Der Beklagte behauptete, zu dem Auffahrunfall sei es nur deshalb gekommen, weil der Kläger sein Fahrzeug unmittelbar vor dem Unfallereignis von der mittleren Fahrspur auf die linke, von ihm ebenfalls befahrene Fahrspur herübergezogen habe.

Hierdurch habe der Beklagte nicht mehr rechtzeitig abbremsen können. Zum Beweis berief er sich auf das Schadensbild, das eindeutig belege, dass das vorausfahrende Fahrzeug noch nicht vollständig auf die mittlere linke Fahrspur gewechselt sei. Hierdurch sei es zu der deutlichen Fahrzeugüberdeckung gekommen.

Schadensüberdeckung erschüttert den Anscheinsbeweis nicht

Erstinstanzlich gab das Landgericht der Beklagten Recht und wertete die Überdeckung der Fahrzeuge als hinreichenden Beweis für die vom Beklagten aufgestellte Behauptung des plötzlichen Fahrspurwechsels.

Ganz anders das OLG: Der Senat stellte klar, dass bei einem Auffahrunfall grundsätzlich der Beweis des ersten Anscheins dafür spreche, dass den Fahrer des auffahrenden Fahrzeugs

  • der Vorwurf der unangepassten Geschwindigkeit,
  • der Verletzung des erforderlichen Sicherheitsabstandes oder
  • sonstiger Unaufmerksamkeit treffe (OLG Düsseldorf, Urteil v. 08.03.2004, 1 U 152/03).

Dieser Beweis des ersten Anscheins sei vorliegend durch den Vortrag des Beklagten nicht wirksam erschüttert worden.

Spurgleiches Vorausfahren erforderlich

Allerdings sahen die Richter auch den Kläger in der Pflicht. Wenn der Unfallgegner den Beweis des ersten Anscheins dadurch zu widerlegen versuche, dass er einen plötzlichen Farbspurwechsel behaupte, so sei der Vorausfahrende im Gegenzug darlegungs- und beweispflichtig dafür, dass er bereits so lange im gleichgerichteten Verkehr spurgleich voraus gefahren sei, dass der Hintermann den nötigen Sicherheitsabstand hätte einhalten können und müssen.

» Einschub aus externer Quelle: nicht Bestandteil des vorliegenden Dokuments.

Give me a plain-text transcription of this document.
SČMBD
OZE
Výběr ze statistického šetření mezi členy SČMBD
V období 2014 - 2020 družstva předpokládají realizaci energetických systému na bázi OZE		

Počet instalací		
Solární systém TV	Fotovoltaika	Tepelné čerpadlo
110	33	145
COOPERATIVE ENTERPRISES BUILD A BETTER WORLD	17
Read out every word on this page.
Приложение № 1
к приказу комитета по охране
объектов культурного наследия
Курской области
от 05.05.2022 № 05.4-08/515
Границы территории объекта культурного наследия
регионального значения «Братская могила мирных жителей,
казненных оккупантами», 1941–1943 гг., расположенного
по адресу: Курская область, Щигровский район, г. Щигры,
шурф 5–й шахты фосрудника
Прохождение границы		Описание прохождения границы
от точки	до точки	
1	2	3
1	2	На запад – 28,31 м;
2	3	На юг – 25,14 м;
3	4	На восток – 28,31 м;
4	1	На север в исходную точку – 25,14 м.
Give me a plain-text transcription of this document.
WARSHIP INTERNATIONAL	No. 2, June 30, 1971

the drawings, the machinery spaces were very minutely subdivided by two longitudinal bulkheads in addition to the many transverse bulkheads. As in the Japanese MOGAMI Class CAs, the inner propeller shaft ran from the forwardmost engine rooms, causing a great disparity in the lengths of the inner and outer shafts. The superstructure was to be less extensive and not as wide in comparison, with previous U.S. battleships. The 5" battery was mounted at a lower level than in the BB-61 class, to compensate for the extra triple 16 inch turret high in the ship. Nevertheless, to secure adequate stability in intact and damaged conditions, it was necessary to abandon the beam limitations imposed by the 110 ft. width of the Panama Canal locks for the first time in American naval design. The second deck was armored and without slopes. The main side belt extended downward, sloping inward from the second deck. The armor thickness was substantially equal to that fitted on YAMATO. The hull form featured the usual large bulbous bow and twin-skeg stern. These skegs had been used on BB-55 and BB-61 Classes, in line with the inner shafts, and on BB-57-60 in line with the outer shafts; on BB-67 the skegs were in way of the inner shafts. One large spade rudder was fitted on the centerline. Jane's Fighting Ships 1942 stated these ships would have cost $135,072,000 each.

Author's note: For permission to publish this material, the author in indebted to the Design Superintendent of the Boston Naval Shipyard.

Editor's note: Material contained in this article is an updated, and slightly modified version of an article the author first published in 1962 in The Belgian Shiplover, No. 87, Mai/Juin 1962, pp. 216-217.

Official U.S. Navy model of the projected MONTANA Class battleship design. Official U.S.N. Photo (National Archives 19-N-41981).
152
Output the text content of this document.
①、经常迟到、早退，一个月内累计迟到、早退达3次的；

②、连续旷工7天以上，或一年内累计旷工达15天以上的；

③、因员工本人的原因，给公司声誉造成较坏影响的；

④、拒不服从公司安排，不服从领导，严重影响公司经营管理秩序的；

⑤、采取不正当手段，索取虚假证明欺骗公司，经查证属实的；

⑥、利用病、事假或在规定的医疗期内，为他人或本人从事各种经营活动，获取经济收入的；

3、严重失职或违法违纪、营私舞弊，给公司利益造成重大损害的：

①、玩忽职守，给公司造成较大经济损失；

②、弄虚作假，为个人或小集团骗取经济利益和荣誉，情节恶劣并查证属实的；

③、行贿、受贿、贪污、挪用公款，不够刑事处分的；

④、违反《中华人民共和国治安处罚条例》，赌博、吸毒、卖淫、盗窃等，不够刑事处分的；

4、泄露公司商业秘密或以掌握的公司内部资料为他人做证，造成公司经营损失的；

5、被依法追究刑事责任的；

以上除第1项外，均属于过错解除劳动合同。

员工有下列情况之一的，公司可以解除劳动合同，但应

Dieser Beweis war dem Kläger nach Auffassung des Senats allerdings gelungen.

Verschiedene Zeugen hatten im Prozess ausgesagt, dass das Klägerfahrzeug zwar tatsächlich einen Fahrspurwechsel vorgenommen habe, dies jedoch zeitlich so deutlich vor dem Unfallgeschehen, dass die Wahrung des Sicherheitsabstandes durch das Beklagtenfahrzeug problemlos möglich gewesen sei.

Ergebnis: Typischer Auffahrunfall

Das Gericht hielt insoweit insbesondere die Aussage der Beifahrerin des Kläger für glaubhaft, obwohl es sich hierbei um die Ehefrau des Klägers handelte und der Zeugin ein eigenes Interesse am Ausgang des Rechtsstreits nicht ganz abzusprechen war. Aber auch die Feststellungen des Sachverständigen und die weiteren Zeugenaussagen stützen nach Auffassung des Senats die Grundaussage der Beifahrerin, so dass das OLG im Ergebnis von einem typischen Auffahrunfall ausging, bei dem den Fahrer des auffahrenden Fahrzeugs das alleinige Verschulden traf.

(OLG München, Urteil v. 24.10.2013, 10 U 964/13).